Малек знал, что это ложь, но едва не сорвался, чего Гюркан и ждал. Пришлось выкладывать козыри. «Прости, Хокинс».
– Да, о твоей мужской силе, Гюркан, ходят легенды. Именно поэтому свои главные подарки я выбирал с особой тщательностью. – Малек заговорщически понизил голос: – Я привез тебе двух британок благородного происхождения. Одна – дочь высокопоставленного лорда, златокудрая красавица, к тому же девственница. – «И будь ты проклят, Хокинс, если что-нибудь изменилось!»
Во взгляде Гюркана явно проснулся интерес, и Малек с энтузиазмом продолжил:
– Ее сопровождает не менее прекрасная светловолосая кузина, племянница высокопоставленного лорда. Несмотря на то что слишком рано овдовела, ее поистине можно назвать богиней чувственности.
Глаза Гюркана плотоядно заблестели.
– Они на твоем корабле?
– Да, но ты их не получишь, пока не обсудим условия обмена.
Гюркан откинулся на спинку своего трона, и по его лицу разлилось зловещее довольство.
– А никакого обмена не будет, недалекий легковерный кузен! Все твои дары я просто заберу, потому что менять их не на что: после того как твоя шлюха написала тебе письмо, я задушил ее вместе со щенками. В моем гареме нет места испорченной крови.
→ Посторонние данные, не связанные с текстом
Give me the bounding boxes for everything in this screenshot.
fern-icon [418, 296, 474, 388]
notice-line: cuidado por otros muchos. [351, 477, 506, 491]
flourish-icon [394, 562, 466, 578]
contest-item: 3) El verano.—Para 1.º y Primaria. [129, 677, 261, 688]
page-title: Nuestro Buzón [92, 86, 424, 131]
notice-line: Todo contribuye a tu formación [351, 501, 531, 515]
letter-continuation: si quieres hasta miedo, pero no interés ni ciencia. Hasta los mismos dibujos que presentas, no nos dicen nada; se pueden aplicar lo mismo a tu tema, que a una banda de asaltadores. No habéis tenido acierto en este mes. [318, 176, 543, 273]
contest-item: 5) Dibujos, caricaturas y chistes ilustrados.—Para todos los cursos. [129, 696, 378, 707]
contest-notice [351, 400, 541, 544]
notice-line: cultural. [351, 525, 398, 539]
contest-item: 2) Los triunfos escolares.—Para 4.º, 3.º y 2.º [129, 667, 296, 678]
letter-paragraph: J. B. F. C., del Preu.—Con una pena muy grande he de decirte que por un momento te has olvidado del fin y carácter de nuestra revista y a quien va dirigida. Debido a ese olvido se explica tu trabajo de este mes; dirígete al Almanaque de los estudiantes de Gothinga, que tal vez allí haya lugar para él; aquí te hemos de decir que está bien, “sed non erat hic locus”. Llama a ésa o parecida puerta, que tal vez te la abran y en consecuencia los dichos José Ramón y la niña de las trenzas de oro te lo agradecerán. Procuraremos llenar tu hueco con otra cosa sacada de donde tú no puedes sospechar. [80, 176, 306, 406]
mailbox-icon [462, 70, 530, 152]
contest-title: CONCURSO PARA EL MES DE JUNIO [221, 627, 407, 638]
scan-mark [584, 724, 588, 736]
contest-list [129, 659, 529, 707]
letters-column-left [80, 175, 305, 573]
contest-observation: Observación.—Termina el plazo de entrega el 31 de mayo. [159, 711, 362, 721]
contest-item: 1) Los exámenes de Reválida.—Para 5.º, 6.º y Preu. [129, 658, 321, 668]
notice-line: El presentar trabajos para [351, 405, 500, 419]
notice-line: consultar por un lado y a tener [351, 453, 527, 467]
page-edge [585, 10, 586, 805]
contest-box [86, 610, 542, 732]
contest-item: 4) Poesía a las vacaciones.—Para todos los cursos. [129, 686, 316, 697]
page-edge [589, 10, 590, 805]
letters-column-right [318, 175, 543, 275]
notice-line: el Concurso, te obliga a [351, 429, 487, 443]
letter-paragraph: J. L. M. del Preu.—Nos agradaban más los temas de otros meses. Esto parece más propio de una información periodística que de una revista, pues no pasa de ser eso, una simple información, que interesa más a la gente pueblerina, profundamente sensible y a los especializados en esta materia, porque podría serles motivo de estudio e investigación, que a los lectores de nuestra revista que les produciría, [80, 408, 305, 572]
Малеку потребовалось всего мгновение, чтобы осознать весь ужас сказанного. Разрывающее душу горе охватило все его существо. Обезумев от боли, он понял, что терять больше нечего, бросился на Гюркана, стащил его с трона и принялся избивать кулаками и ногами. Еще бы немного, и убил негодяя.
Пронзительно завизжав, Гюркан ухватился за свое мужское естество, лицо его уже превратилось в кровавое месиво, однако прежде, чем Малек успел задушить злодея, охранники наконец пришли в себя, оттащили его и швырнули на мраморный пол. Малек понимал, что его убьют, поэтому и дрался с отчаянием обреченного, стремясь причинить как можно больше увечий и боли, однако умереть ему не позволили, хотя смерть стала бы благословением.
– Не убивайте его! – крикнул Гюркан охранникам, избивавшим свою жертву. – Это слишком просто! Он должен страдать!
С перекошенным от боли лицом султан с трудом поднялся на ноги и приблизился к пленнику. Малек с удовольствием отметил, что кузен все еще сжимает чресла ладонями, из носа ручьем льет кровь, а глаза совершенно заплыли. Гюркан, конечно, заслуживал более сурового наказания, но и то, что получил, все же лучше, чем ничего.
– В отличие от твоей суки со щенками, которые сдохли быстро, – прорычал Гюркан, – ты сгниешь заживо в темнице, и крысы обглодают твои кости!